Intervention de Éric Woerth

Réunion du 26 novembre 2014 à 9h00
Commission des lois constitutionnelles, de la législation et de l'administration générale de la république

Photo issue du site de l'Assemblée nationale ou de WikipediaÉric Woerth, rapporteur :

Ce débat vaut la peine car chacun d'entre nous souhaite la même chose : que la France progresse au bon sens du terme sans pour autant que la croissance se fasse à n'importe quel prix au mépris de la plus élémentaire prudence. Nous savons aussi que cette croissance ne peut être le fruit que de l'innovation et de l'invention dans le domaine économique, dans le domaine social, et plus encore dans le domaine scientifique et technique.

Cela étant posé, que veut-on affirmer ? Car les mots ont un sens, à commencer par celui de précaution ; vouloir le remplacer par un autre terme n'est pas neutre. Cela ne signifie pas pour autant que l'on chamboule tout, mais seulement que l'on veut modifier la hiérarchie des facteurs. Veut-on une société de protection qui permet l'innovation ou une société d'innovation qui n'exclut pas la protection ? Par cette proposition de loi constitutionnelle, nous disons que nous souhaitons une société qui affiche sa volonté d'innovation, dans un esprit de responsabilité évidemment. La façon dont la précaution est utilisée aujourd'hui entrave le développement de la société française, contribue à son blocage. Le blocage d'un projet d'implantation d'antenne relais ou d'éolienne n'a rien à voir, nous assure-t-on, avec le principe de précaution ; c'est peut-être, et même certainement, vrai sur le plan juridique, pas sur le plan culturel. Car le principe de précaution s'est immiscé dans la société française au point de devenir une attitude culturelle ; or cette attitude, il faut la combattre, car il faut aller de l'avant, et elle entrave le mouvement.
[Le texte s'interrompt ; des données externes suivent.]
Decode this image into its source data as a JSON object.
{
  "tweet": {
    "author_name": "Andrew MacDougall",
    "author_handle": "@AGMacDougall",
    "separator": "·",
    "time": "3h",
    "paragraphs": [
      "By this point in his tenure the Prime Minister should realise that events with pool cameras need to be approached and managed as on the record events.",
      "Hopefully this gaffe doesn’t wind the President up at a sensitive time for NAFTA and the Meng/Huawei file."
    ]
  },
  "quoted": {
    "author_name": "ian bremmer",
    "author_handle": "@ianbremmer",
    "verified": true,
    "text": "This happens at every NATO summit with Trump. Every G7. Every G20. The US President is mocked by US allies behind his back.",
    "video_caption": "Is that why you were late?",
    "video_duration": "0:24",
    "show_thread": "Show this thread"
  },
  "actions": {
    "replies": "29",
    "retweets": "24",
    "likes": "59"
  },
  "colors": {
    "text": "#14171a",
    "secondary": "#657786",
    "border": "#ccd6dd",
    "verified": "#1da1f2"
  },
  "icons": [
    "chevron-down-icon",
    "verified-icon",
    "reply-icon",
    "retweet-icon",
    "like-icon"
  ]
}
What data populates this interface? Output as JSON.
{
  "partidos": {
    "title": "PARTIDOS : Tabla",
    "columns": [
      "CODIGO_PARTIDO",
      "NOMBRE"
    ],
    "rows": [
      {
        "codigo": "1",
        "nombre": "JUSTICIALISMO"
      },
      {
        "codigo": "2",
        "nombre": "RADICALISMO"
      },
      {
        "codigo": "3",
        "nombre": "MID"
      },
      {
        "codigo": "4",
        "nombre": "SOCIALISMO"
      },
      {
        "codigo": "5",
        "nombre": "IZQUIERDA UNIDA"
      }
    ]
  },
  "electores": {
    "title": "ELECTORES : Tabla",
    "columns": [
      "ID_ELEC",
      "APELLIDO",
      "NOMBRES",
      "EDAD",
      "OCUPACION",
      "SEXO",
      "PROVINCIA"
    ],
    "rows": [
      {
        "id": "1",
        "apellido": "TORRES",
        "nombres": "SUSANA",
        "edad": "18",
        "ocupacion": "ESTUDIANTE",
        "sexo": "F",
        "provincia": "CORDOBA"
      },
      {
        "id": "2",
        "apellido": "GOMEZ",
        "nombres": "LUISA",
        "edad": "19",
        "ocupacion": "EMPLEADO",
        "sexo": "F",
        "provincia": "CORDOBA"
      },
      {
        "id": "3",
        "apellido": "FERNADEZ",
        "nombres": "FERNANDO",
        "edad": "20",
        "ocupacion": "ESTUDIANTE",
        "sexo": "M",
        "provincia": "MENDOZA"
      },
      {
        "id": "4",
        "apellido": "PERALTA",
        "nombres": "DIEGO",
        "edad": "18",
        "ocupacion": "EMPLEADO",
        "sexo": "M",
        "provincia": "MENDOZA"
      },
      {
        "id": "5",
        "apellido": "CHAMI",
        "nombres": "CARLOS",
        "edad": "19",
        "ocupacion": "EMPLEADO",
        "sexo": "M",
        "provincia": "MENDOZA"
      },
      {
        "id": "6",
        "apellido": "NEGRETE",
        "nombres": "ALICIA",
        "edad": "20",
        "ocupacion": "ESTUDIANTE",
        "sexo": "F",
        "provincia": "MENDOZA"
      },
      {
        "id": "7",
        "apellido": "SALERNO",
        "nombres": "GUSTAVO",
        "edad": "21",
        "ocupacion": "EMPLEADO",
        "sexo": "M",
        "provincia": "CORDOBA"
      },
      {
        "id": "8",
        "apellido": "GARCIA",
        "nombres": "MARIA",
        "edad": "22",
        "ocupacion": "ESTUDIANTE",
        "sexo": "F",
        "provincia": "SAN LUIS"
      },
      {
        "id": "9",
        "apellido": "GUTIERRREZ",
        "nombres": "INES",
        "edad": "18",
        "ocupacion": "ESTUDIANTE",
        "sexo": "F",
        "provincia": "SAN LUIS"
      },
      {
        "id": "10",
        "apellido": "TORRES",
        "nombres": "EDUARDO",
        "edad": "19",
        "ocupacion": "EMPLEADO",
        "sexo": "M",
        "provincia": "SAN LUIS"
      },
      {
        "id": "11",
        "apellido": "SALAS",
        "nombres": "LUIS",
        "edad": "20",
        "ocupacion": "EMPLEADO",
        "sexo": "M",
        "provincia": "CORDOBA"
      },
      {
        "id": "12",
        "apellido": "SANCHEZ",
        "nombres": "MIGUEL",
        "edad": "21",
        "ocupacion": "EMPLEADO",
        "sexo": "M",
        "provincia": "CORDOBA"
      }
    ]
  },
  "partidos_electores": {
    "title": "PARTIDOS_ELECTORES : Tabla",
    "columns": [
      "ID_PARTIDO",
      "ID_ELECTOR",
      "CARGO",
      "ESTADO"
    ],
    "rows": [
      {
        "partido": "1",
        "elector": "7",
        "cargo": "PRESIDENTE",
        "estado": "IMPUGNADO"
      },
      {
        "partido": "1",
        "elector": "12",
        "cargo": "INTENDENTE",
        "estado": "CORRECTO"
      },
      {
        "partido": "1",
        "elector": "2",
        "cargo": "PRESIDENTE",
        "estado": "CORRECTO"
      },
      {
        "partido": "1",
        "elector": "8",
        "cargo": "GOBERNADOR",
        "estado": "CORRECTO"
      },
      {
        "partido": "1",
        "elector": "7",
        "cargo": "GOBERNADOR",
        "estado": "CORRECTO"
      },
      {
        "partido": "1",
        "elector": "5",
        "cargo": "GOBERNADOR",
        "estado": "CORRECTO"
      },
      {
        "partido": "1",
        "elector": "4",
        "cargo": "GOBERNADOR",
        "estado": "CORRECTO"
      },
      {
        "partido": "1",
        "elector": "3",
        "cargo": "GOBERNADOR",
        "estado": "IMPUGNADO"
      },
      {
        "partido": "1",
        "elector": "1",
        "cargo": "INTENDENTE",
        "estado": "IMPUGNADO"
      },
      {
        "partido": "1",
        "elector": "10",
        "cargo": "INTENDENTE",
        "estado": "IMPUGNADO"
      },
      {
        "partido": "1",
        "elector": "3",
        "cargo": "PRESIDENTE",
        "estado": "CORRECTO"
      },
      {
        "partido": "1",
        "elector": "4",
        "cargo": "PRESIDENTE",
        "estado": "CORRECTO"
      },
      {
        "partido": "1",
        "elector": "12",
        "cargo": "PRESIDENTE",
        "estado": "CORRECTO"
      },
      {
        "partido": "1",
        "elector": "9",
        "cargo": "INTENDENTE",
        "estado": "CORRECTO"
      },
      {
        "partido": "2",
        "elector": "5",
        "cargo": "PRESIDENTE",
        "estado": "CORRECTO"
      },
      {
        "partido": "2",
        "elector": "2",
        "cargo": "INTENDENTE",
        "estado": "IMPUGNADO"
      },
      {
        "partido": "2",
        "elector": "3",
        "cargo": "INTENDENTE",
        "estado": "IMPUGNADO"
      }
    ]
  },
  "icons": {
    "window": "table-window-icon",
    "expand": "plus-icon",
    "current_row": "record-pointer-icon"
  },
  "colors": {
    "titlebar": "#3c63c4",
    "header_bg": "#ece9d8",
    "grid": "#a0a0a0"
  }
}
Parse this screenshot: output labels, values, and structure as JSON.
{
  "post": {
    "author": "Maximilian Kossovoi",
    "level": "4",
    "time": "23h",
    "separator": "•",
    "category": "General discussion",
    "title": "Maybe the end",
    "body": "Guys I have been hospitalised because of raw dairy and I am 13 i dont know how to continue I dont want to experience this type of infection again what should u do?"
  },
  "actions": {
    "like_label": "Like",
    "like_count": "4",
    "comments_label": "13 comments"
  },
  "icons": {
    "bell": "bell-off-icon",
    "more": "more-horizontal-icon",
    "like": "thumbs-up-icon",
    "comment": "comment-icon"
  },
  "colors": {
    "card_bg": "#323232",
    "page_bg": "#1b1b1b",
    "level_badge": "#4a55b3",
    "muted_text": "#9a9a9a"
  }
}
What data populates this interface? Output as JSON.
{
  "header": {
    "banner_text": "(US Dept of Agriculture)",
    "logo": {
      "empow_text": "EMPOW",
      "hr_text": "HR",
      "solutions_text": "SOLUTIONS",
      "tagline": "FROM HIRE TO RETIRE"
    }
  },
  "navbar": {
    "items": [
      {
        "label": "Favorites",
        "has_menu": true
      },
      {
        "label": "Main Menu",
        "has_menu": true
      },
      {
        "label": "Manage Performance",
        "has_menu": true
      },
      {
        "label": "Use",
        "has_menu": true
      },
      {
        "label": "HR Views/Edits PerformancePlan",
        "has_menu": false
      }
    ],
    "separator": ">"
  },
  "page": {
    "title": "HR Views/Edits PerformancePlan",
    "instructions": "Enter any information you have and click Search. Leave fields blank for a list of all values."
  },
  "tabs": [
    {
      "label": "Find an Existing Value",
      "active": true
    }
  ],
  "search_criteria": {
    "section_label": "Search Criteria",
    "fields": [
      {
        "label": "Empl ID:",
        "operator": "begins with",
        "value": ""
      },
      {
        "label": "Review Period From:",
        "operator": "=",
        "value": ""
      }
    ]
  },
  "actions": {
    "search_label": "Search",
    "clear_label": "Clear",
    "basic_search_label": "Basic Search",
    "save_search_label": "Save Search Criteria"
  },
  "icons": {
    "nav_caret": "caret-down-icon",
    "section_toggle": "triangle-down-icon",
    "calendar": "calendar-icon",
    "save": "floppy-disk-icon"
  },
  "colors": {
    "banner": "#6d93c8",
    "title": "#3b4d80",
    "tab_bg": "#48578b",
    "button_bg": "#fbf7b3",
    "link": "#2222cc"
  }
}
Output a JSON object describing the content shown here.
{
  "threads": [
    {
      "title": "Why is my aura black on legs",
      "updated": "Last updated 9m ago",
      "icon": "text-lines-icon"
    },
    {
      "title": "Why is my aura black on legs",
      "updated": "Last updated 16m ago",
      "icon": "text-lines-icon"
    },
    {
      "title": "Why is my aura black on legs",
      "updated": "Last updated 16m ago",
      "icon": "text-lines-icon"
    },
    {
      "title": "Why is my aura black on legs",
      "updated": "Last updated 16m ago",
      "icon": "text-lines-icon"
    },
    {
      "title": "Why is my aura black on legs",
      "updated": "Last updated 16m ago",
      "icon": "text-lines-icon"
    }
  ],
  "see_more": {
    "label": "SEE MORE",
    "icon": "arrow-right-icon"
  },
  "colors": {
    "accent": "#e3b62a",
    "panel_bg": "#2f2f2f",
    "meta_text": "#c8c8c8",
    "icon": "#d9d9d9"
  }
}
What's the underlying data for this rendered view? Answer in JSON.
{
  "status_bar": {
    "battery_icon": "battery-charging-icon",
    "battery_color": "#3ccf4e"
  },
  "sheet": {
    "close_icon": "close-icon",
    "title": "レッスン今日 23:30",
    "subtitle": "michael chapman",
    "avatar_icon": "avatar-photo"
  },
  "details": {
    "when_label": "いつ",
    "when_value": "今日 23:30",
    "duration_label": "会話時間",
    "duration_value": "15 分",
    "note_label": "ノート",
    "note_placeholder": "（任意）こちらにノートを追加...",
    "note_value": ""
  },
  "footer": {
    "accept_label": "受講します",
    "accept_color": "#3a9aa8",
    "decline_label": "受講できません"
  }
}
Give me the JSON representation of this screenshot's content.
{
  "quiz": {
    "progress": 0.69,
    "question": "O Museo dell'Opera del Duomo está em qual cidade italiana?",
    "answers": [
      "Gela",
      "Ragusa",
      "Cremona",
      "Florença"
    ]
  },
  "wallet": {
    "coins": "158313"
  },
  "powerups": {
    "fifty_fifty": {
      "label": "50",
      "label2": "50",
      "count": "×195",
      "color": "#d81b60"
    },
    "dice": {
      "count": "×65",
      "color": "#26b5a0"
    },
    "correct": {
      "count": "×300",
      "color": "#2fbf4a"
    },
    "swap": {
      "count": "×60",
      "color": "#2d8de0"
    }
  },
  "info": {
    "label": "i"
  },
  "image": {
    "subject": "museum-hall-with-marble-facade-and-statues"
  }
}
Sur le plan juridique, la proposition de loi n'a, au fond, d'autre but que de déconstitutionnaliser le principe de précaution qui ne devrait plus être un principe d'action pour la société tout entière, mais un simple garde-fou, qui existe déjà dans les traités européens ainsi que dans le droit civil et administratif. Qui pourrait d'ailleurs croire que la responsabilité ne s'exerce pas ? Des personnalités aussi éminentes que Louis Gallois, Anne Lauvergeon, ou nombre de responsables d'organismes de recherche dénoncent le danger qui se cache derrière le principe de précaution. Nos équipes de recherche dans le domaine des OGM quittent la France. L'extraction du gaz de schiste, en l'état actuel des connaissances, est peut-être une erreur ; mais ne vaut-il pas mieux permettre aux recherches de se poursuivre plutôt que l'interdire ? Autant de questions qui renvoient à une conception de la société que nous cherchons à exprimer à travers ce texte. Tout ne peut pas être ramené au droit : souvent les principes juridiques rejoignent les énoncés médiatiques. C'est en ce sens que le principe de précaution est devenu un facteur limitant au lieu de nous aider à progresser. Pour nous, la civilisation, c'est le progrès, et le progrès, c'est l'innovation. Mais l'innovation, ce n'est pas d'abord la précaution, même si l'innovation ne va pas sans de la précaution. Voilà ce que nous voulons dire dans cette proposition de loi constitutionnelle.